Staying involved: Ottawa’s Orlandi, Somonauk’s Rader helped teams despite injuries keeping them off court

Top returning scorers for Pirates, Bobcats led from bench in 2023-24

Ottawa junior Marlie Orlandi watches a game against Princeton earlier this season. The Pirates' leading scorer as a sophomore, Orlandi suffered a season-ending injury last summer, but it didn't stop the all-state guard from contributing despite not being on the court.

Looking ahead after the 2022-23 girls basketball season, both the Ottawa and Somonauk-Leland programs looked primed to be in position for solid campaigns.

The Pirates, coming off a 25-7 mark and a Class 3A regional championship game appearance, would have junior Marlie Orlandi back after she averaged 14.7 points, 4.1 rebounds, 2 assists and 2.6 steals per game as a sophomore and was an Associated Press Class 3A All-State honorable mention selection.

The Bobcats were set to return Somonauk senior Josie Rader after she recorded norms of 13.4 points, 6.9 rebounds, 3.5 assists and 2.9 steals, and earned unanimous All-Little Ten Conference honors for a second straight season and was a Times All-Area second-team selection.

However, both suffered season-ending injuries before the season even started. In each case, though, that didn’t stop them from being an integral part of the team’s progress this past season.

Ottawa junior Marlie Orlandi

“I hurt my knee going up for a layup last summer at the end of July playing with my travel team in Minnesota,” Orlandi said. “Then after being told everything was fine after more painful moments and trips to urgent care over the next few weeks, an MRI showed a completely torn ACL. I had surgery on September 27.

“It’s disappointing, but I guess mentally I just told myself, ‘Hey, you’ll have a summer and senior season still to play.’ I felt like there was no reason to put energy into worrying about not playing when that is just how it is. I felt like that energy should go into working on getting back strong while also helping the team however I could. I just take things day by day.

“I had teammates throughout the season ask me how or what things they could do to get better, and hopefully I pointed them in the right directions.”

Orlandi said she is ahead of the rehab process and a few months out from hopefully returning to the court for competition.

“In terms of what having Marlie around the team despite her not being able to be on the floor meant, it meant a lot, a lot more than she even realizes,” Ottawa coach Brent Moore said. “This is a team sport, and yes, it was a tough thing that happened to her, but her strength through everything made an impact on everyone. She was at every practice and every game, except for missing when she had physical therapy and rehab.

“She was seeing everything at practice from the sidelines and right behind the coaches at games, so hopefully she was able to observe the game from a different perspective and it will help her even more in her senior season.”

Somonauk senior Josie Rader

For Rader, the injury that ended her basketball season before it started came during a volleyball practice towards the tail end of the season.

“I came down on someone’s foot, dislocated my ankle and tore four ligaments as well,” Rader said. “I normally have a pretty high pain tolerance, but I knew right away it was bad, because everything went numb.
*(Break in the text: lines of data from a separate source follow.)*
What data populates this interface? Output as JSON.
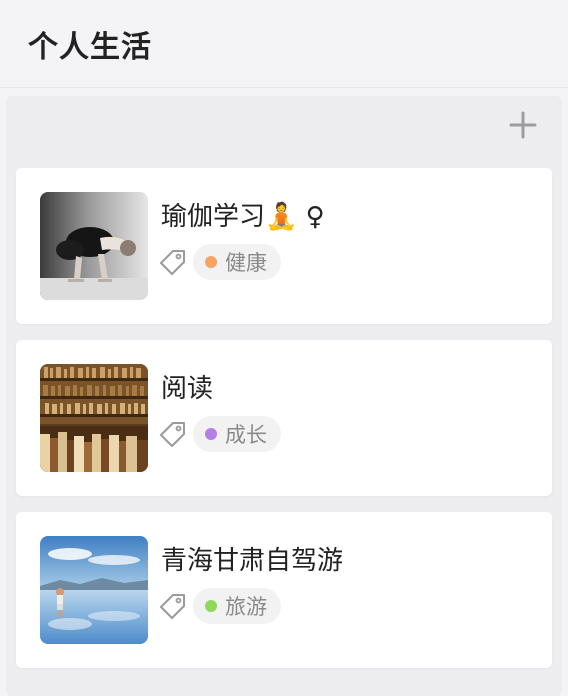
{
  "header": {
    "title": "个人生活"
  },
  "column": {
    "add_icon": "plus-icon"
  },
  "cards": [
    {
      "title": "瑜伽学习🧘 ♀",
      "tag": {
        "label": "健康",
        "color": "#f5a462"
      }
    },
    {
      "title": "阅读",
      "tag": {
        "label": "成长",
        "color": "#b57fe6"
      }
    },
    {
      "title": "青海甘肃自驾游",
      "tag": {
        "label": "旅游",
        "color": "#8fd85c"
      }
    }
  ]
}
A week later I had an MRI, and the results a couple weeks later showed I’d messed it up pretty good. I had hoped to get back maybe right at the end of the basketball season, but at the doctor checkup right before regionals he said I was still two and a half months from being cleared.”

Rader, who is hoping to return to competition sometime this month playing soccer with the Hinckley-Big Rock co-op, said despite her setback, she wanted to help her team anyway she could.

“I was at every practice and game expect two,” Rader said. “I missed one in that first week of practices because I just needed a day away from it, and the other was for rehab. I tried to stay as positive as I could, but there were some days that were tougher than others.

“We had a very young, inexperienced team, and I saw the same lack of confidence I had when I was trying to adapt to varsity level basketball. I just wanted to be as encouraging as I could and wanted so bad to see them succeed.

“I felt like just because I couldn’t be on the court, that didn’t mean I couldn’t be a great teammate. Hopefully I was, and hopefully I helped.”

Somonauk-Leland coach Jason Zaleski said he already knew the leader he had in Rader, but admitted she pushed that bar even higher without scoring a point, grabbing a rebound or handing out an assist this past season.

“Josie has impressed me so much through all of this,” Zaleski said. “I was very worried how this would impact her, but from Day 1, despite not being able to physically participate, she’s been the same leader she’s always been for this program. She was, without a doubt, a great assistant coach. She would voice her opinions and talk with the younger kids on adjustments they needed to make.

“It was obliviously not the role anyone expected or wanted her to have this season, but to no surprise to anyone who knows her, she excelled in it and made a positive impact on the whole group.”

Ottawa's Marlie Orlandi (22) breezes in for a lay-up as Princeton's Mariah Hobson (left) backs off in a game at Kingman Gymnasium two seasons ago.
Somonauk's Josie Rader shoots a wide-open jump shot over Earlville in a Little Ten Conference game in Somonauk two seasons ago.